History is hard to know, because of all the hired bullshit, but even without being sure of “history” it seems entirely reasonable to think that every now and then the energy of a whole generation comes to a head in a long fine flash, for reasons that nobody really understands at the time—and which never explain, in retrospect, what actually happened.

My central memory of that time seems to hang on one or five or maybe forty nights—or very early mornings—when I left the Fillmore half-crazy and, instead of going home, aimed the big 650 Lightning across the Bay Bridge at a hundred miles an hour wearing L. L. Bean shorts and a Butte sheepherder’s jacket . . . booming through the Treasure Island tunnel at the lights of Oakland and Berkeley and Richmond, not quite sure which turn-off to take when I got to the other end (always stalling at the toll-gate, too twisted to find neutral while I fumbled for change) . . . but being absolutely certain that no matter which way I went I would come to a place where people were just as high and wild as I was: No doubt at all about that. . . .

There was madness in any direction, at any hour.
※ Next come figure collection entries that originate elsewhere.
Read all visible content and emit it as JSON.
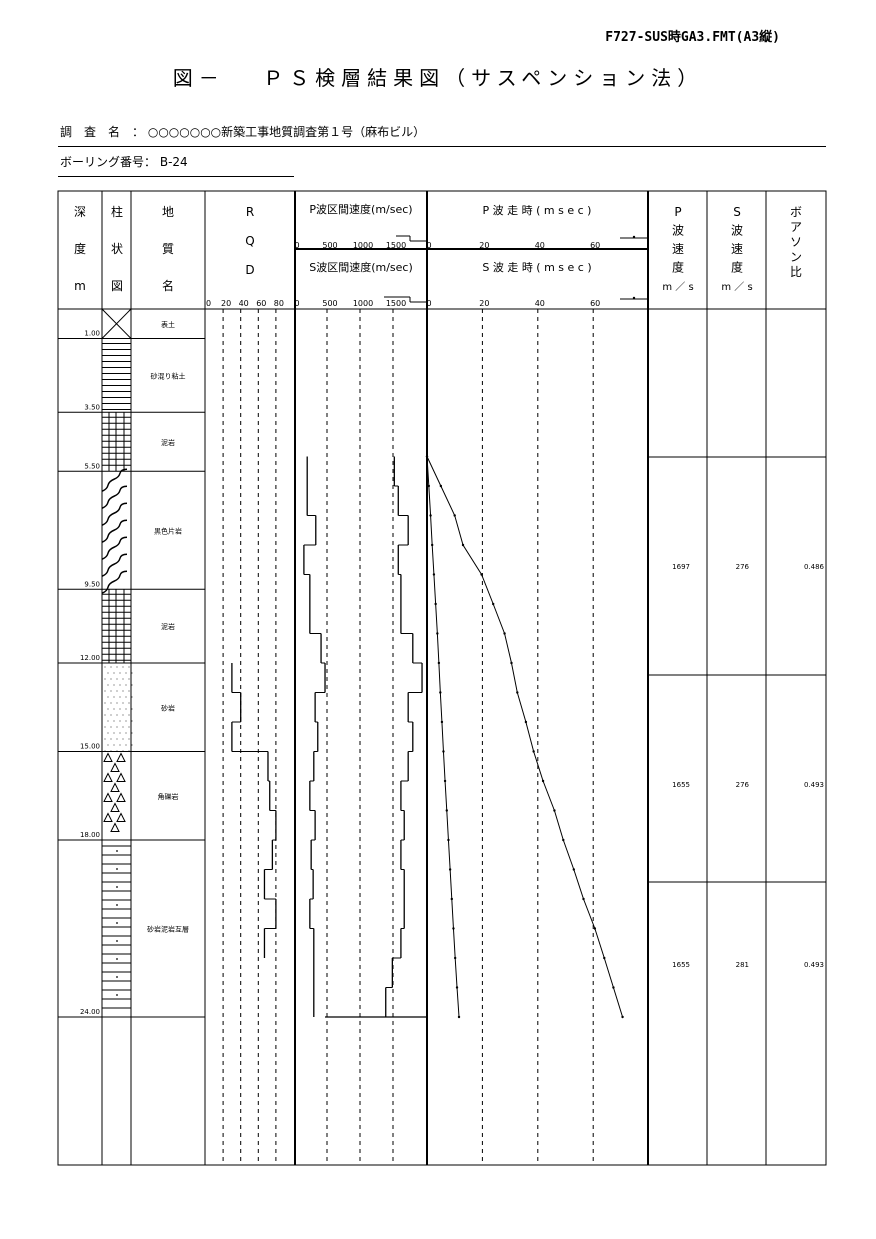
{
  "form_id": "F727-SUS時GA3.FMT(A3縦)",
  "title": "図－　 ＰＳ検層結果図（サスペンション法）",
  "survey": {
    "label": "調　査　名　：",
    "value": "○○○○○○○新築工事地質調査第１号（麻布ビル）"
  },
  "boring": {
    "label": "ボーリング番号：",
    "value": "B-24"
  },
  "headers": {
    "depth": [
      "深",
      "度",
      "m"
    ],
    "column": [
      "柱",
      "状",
      "図"
    ],
    "geology": [
      "地",
      "質",
      "名"
    ],
    "rqd": [
      "R",
      "Q",
      "D"
    ],
    "rqd_ticks": [
      "0",
      "20",
      "40",
      "60",
      "80"
    ],
    "p_velocity": "P波区間速度(m/sec)",
    "s_velocity": "S波区間速度(m/sec)",
    "velocity_ticks": [
      "0",
      "500",
      "1000",
      "1500"
    ],
    "p_time": "P 波 走 時 ( m s e c )",
    "s_time": "S 波 走 時 ( m s e c )",
    "time_ticks": [
      "0",
      "20",
      "40",
      "60"
    ],
    "p_speed": [
      "P",
      "波",
      "速",
      "度",
      "m ／ s"
    ],
    "s_speed": [
      "S",
      "波",
      "速",
      "度",
      "m ／ s"
    ],
    "poisson": [
      "ボ",
      "ア",
      "ソ",
      "ン",
      "比"
    ]
  },
  "layers": [
    {
      "name": "表土",
      "bottom": "1.00",
      "depth": 1.0,
      "pattern": "cross"
    },
    {
      "name": "砂混り粘土",
      "bottom": "3.50",
      "depth": 3.5,
      "pattern": "hlines"
    },
    {
      "name": "泥岩",
      "bottom": "5.50",
      "depth": 5.5,
      "pattern": "grid"
    },
    {
      "name": "黒色片岩",
      "bottom": "9.50",
      "depth": 9.5,
      "pattern": "wavy"
    },
    {
      "name": "泥岩",
      "bottom": "12.00",
      "depth": 12.0,
      "pattern": "grid"
    },
    {
      "name": "砂岩",
      "bottom": "15.00",
      "depth": 15.0,
      "pattern": "dots"
    },
    {
      "name": "角礫岩",
      "bottom": "18.00",
      "depth": 18.0,
      "pattern": "triangles"
    },
    {
      "name": "砂岩泥岩互層",
      "bottom": "24.00",
      "depth": 24.0,
      "pattern": "alternating"
    }
  ],
  "chart_data": [
    {
      "type": "line",
      "title": "RQD",
      "xlim": [
        0,
        100
      ],
      "depth_intervals": [
        [
          12,
          13
        ],
        [
          13,
          14
        ],
        [
          14,
          15
        ],
        [
          15,
          16
        ],
        [
          16,
          17
        ],
        [
          17,
          18
        ],
        [
          18,
          19
        ],
        [
          19,
          20
        ],
        [
          20,
          21
        ],
        [
          21,
          22
        ]
      ],
      "values": [
        30,
        40,
        30,
        71,
        73,
        80,
        76,
        67,
        80,
        67
      ]
    },
    {
      "type": "line",
      "title": "区間速度 (m/sec)",
      "xlim": [
        0,
        2000
      ],
      "depth_start": 5,
      "depth_step": 1,
      "series": [
        {
          "name": "P波区間速度",
          "values": [
            1520,
            1580,
            1730,
            1580,
            1620,
            1620,
            1800,
            1940,
            1730,
            1800,
            1730,
            1620,
            1670,
            1620,
            1670,
            1670,
            1620,
            1490,
            1390
          ]
        },
        {
          "name": "S波区間速度",
          "values": [
            200,
            200,
            330,
            150,
            240,
            240,
            410,
            470,
            320,
            360,
            300,
            240,
            320,
            260,
            290,
            240,
            300,
            300,
            300
          ]
        }
      ]
    },
    {
      "type": "line",
      "title": "走時 (msec)",
      "xlim": [
        0,
        80
      ],
      "depth": [
        5,
        6,
        7,
        8,
        9,
        10,
        11,
        12,
        13,
        14,
        15,
        16,
        17,
        18,
        19,
        20,
        21,
        22,
        23,
        24
      ],
      "series": [
        {
          "name": "P波走時",
          "values": [
            0,
            0.66,
            1.29,
            1.87,
            2.5,
            3.12,
            3.74,
            4.29,
            4.81,
            5.39,
            5.94,
            6.52,
            7.14,
            7.74,
            8.35,
            8.95,
            9.55,
            10.17,
            10.84,
            11.56
          ]
        },
        {
          "name": "S波走時",
          "values": [
            0,
            5.0,
            10.0,
            13.0,
            19.7,
            23.9,
            28.0,
            30.5,
            32.6,
            35.7,
            38.5,
            41.9,
            46.0,
            49.2,
            53.0,
            56.5,
            60.6,
            64.0,
            67.3,
            70.6
          ]
        }
      ]
    }
  ],
  "results": [
    {
      "p": "",
      "s": "",
      "poisson": ""
    },
    {
      "p": "1697",
      "s": "276",
      "poisson": "0.486"
    },
    {
      "p": "1655",
      "s": "276",
      "poisson": "0.493"
    },
    {
      "p": "1655",
      "s": "281",
      "poisson": "0.493"
    }
  ]
}
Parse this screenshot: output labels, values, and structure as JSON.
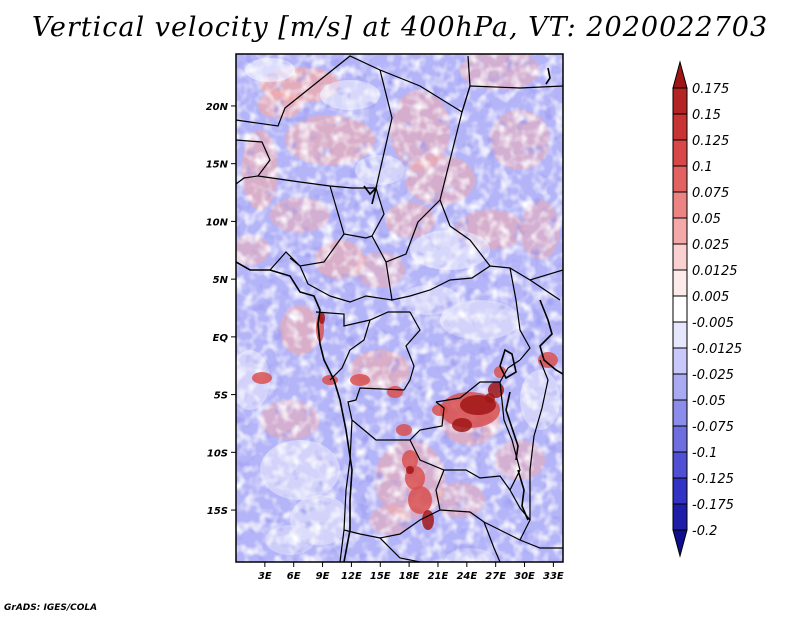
{
  "title": "Vertical velocity [m/s] at 400hPa, VT: 2020022703",
  "credit": "GrADS: IGES/COLA",
  "map": {
    "lat_range": [
      -19.5,
      24.5
    ],
    "lon_range": [
      0.0,
      34.0
    ],
    "lat_labels": [
      "20N",
      "15N",
      "10N",
      "5N",
      "EQ",
      "5S",
      "10S",
      "15S"
    ],
    "lat_values": [
      20,
      15,
      10,
      5,
      0,
      -5,
      -10,
      -15
    ],
    "lon_labels": [
      "3E",
      "6E",
      "9E",
      "12E",
      "15E",
      "18E",
      "21E",
      "24E",
      "27E",
      "30E",
      "33E"
    ],
    "lon_values": [
      3,
      6,
      9,
      12,
      15,
      18,
      21,
      24,
      27,
      30,
      33
    ]
  },
  "colorbar": {
    "labels": [
      "0.175",
      "0.15",
      "0.125",
      "0.1",
      "0.075",
      "0.05",
      "0.025",
      "0.0125",
      "0.005",
      "-0.005",
      "-0.0125",
      "-0.025",
      "-0.05",
      "-0.075",
      "-0.1",
      "-0.125",
      "-0.175",
      "-0.2"
    ],
    "colors": [
      "#a01616",
      "#b42424",
      "#c83434",
      "#d84848",
      "#e26262",
      "#ec8484",
      "#f4a8a8",
      "#fad0d0",
      "#fdeaea",
      "#ffffff",
      "#e6e6fc",
      "#c8c8fa",
      "#aaaaf2",
      "#8c8cea",
      "#6e6ee0",
      "#5050d4",
      "#3232c4",
      "#1e1ea8",
      "#0e0e8e"
    ],
    "max_color": "#a01616",
    "min_color": "#0e0e8e"
  },
  "palette": {
    "background": "#ffffff",
    "base_blue": "#b4b4f8",
    "pale": "#e6e6fc",
    "pink": "#f2aaaa",
    "red": "#d85050",
    "dark_red": "#a01616"
  }
}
If not across the Bay, then up the Golden Gate or down 101 to Los Altos or La Honda. . . . You could strike sparks anywhere. There was a fantastic universal sense that whatever we were doing was right, that we were winning. . . .

And that, I think, was the handle—that sense of inevitable victory over the forces of Old and Evil. Not in any mean or military sense; we didn’t need that. Our energy would simply prevail. There was no point in fighting—on our side or theirs. We had all the momentum; we were riding the crest of a high and beautiful wave. . . .

So now, less than five years later, you can go up on a steep hill in Las Vegas and look West, and with the right kind of eyes you can almost see the high-water mark—that place where the wave finally broke and rolled back.